Strength training exercises help build muscle mass, while reducing overall body fat through a combination of a healthy diet and cardio exercises, can make muscles appear more toned.
Even though we have a close-knit community, we are not a social hour. Our programs are built to push you. GRIT is perfect for men and naturally bigger bodies, as our reformers are built to handle them. We bring weight lifting and athletic training practices to the reformer.
Mindful Engagement: Pilates is about controlled, precise movements. Engaging the correct muscles in every exercise ensures maximum activation and better results.
This is where a healthy haus of pilates diet comes into play. By consuming the right amount of calories and nutrients, you can support your body in reducing overall body fat and revealing the toned muscles that Pilates helps to build (2).

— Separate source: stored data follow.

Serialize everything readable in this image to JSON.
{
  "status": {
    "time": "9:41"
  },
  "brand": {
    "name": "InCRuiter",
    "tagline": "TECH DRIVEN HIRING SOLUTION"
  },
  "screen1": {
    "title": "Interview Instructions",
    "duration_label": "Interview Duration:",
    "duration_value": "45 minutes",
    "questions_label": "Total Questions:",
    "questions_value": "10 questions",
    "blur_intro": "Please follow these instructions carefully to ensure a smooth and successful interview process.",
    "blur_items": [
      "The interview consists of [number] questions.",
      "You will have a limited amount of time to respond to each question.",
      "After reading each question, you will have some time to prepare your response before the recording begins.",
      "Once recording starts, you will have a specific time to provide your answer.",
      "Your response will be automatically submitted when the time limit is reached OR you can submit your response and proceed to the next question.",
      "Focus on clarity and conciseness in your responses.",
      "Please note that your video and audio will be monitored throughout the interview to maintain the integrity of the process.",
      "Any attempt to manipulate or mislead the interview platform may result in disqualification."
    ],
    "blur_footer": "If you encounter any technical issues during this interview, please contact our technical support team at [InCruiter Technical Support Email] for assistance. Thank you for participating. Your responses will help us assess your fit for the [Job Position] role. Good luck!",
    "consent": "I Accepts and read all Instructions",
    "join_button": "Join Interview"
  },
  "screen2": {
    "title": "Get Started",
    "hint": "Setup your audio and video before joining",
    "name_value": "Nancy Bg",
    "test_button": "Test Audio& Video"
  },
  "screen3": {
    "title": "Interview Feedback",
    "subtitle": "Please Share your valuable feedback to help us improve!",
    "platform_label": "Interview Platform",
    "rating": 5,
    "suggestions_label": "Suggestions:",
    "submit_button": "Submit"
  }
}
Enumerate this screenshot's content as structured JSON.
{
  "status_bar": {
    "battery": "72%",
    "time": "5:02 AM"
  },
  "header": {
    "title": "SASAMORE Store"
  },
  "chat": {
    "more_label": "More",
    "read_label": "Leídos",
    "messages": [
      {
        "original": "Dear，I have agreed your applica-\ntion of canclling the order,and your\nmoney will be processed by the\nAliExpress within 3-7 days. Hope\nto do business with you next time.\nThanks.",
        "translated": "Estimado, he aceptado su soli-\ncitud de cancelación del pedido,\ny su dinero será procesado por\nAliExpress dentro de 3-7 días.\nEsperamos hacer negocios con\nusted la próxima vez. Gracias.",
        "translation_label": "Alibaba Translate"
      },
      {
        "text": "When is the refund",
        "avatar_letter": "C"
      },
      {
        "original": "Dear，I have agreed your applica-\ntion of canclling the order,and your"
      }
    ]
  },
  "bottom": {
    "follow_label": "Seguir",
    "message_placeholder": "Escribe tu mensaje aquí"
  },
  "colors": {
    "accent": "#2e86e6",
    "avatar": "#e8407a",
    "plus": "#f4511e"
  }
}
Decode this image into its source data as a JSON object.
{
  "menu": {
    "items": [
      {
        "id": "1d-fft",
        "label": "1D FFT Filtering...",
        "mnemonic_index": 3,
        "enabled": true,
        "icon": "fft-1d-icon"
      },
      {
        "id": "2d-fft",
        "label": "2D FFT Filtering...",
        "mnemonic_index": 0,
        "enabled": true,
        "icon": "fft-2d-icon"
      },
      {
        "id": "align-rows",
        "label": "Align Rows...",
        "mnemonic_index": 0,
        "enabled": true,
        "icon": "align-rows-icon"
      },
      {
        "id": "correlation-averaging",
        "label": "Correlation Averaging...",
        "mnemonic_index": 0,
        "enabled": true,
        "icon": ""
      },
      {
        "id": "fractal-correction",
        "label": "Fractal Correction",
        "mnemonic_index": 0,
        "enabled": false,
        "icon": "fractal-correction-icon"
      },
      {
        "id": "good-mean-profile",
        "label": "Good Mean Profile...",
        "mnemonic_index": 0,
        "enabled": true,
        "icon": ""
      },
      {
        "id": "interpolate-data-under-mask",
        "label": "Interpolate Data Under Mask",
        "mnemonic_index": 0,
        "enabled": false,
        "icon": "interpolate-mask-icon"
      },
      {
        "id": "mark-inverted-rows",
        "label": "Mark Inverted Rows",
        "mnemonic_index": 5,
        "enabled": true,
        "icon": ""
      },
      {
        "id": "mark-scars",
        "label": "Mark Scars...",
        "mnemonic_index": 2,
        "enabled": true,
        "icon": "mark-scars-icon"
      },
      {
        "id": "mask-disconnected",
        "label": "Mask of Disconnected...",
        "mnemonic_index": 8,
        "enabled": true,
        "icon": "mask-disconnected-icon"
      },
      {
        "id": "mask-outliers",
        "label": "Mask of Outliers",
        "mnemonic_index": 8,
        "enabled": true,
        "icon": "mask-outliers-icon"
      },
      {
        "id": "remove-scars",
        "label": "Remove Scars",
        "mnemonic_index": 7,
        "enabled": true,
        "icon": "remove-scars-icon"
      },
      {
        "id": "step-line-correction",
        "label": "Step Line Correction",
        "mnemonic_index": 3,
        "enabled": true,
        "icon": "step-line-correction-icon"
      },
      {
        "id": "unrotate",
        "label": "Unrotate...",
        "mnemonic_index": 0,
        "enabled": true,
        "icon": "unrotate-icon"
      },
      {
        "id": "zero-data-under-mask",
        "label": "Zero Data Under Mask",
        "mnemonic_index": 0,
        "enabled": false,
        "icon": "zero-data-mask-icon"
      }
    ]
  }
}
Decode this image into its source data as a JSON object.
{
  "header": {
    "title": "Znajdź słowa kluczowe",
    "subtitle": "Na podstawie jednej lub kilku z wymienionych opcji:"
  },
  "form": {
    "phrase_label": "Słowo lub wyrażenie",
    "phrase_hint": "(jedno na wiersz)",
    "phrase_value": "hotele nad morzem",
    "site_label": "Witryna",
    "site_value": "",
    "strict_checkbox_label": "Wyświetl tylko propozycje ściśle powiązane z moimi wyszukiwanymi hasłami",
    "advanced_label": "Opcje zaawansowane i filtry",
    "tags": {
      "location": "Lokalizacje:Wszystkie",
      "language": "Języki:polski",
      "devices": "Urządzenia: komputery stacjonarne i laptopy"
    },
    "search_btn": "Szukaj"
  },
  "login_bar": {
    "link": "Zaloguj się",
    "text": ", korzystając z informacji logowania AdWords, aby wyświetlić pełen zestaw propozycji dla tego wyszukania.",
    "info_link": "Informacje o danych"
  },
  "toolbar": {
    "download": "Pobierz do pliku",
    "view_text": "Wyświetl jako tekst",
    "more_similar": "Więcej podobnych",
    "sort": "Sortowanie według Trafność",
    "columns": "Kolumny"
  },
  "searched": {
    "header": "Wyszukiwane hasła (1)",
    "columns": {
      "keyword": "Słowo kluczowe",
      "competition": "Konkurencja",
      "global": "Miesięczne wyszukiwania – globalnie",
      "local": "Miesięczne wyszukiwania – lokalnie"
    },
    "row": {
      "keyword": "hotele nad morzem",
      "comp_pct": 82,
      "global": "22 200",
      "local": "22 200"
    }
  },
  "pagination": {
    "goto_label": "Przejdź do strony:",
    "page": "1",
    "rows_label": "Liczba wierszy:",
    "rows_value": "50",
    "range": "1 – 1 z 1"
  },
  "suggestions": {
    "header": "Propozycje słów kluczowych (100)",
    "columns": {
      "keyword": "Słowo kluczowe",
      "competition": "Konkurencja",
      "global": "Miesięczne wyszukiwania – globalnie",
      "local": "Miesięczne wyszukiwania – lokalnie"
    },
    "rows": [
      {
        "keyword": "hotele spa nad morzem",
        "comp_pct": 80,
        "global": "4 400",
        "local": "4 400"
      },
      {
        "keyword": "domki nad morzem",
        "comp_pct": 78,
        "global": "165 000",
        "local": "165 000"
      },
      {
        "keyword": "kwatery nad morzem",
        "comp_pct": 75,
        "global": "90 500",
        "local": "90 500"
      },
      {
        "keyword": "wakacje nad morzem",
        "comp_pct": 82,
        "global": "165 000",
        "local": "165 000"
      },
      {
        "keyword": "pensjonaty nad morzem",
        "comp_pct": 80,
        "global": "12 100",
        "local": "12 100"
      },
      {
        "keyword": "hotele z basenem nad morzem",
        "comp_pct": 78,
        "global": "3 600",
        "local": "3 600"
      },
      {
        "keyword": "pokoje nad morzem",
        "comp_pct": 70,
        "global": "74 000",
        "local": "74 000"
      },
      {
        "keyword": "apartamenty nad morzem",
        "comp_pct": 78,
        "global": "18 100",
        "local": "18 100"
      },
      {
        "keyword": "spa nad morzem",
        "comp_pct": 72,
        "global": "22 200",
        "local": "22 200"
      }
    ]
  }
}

If you are doing Pilates with equipment, such as the Reformer or Trapeze Table, you may often be working the muscles in a way that they are lengthening under tension.
“Pilates works the body as a whole,” agrees Folkard. “Rather than isolating one or two muscle groups, it encourages two-way stretch and strengthening moves that engage many different muscles, creating a balanced workout and increasing muscle mass.”
My shoulder was dislocated and ultimately, surgically repaired. I’ve been told that rehab for a shoulder is the worst part, but Dr. Jenna Smiith has made the whole process bearable. She measures progress every visit and tailors the stretches and exercises to my individual performance, or lack of. Her enthusiasm is contagious and helps to motivate me to do the stretches every day, and usually a couple of times per day. She spends time and studies how I’m moving and adjusts each stretch to maximize my efforts.
"Extend the arms. Lift the opposite arm and leg whilst the chest lifts a little too. Quicken up the pace when you’re ready."
When comparing the Pilates body to the gym body, many factors come into play, including individual goals, skill level, and personal preferences. Some people may find that they enjoy one form of exercise more than the other, making it easier to stick with consistently.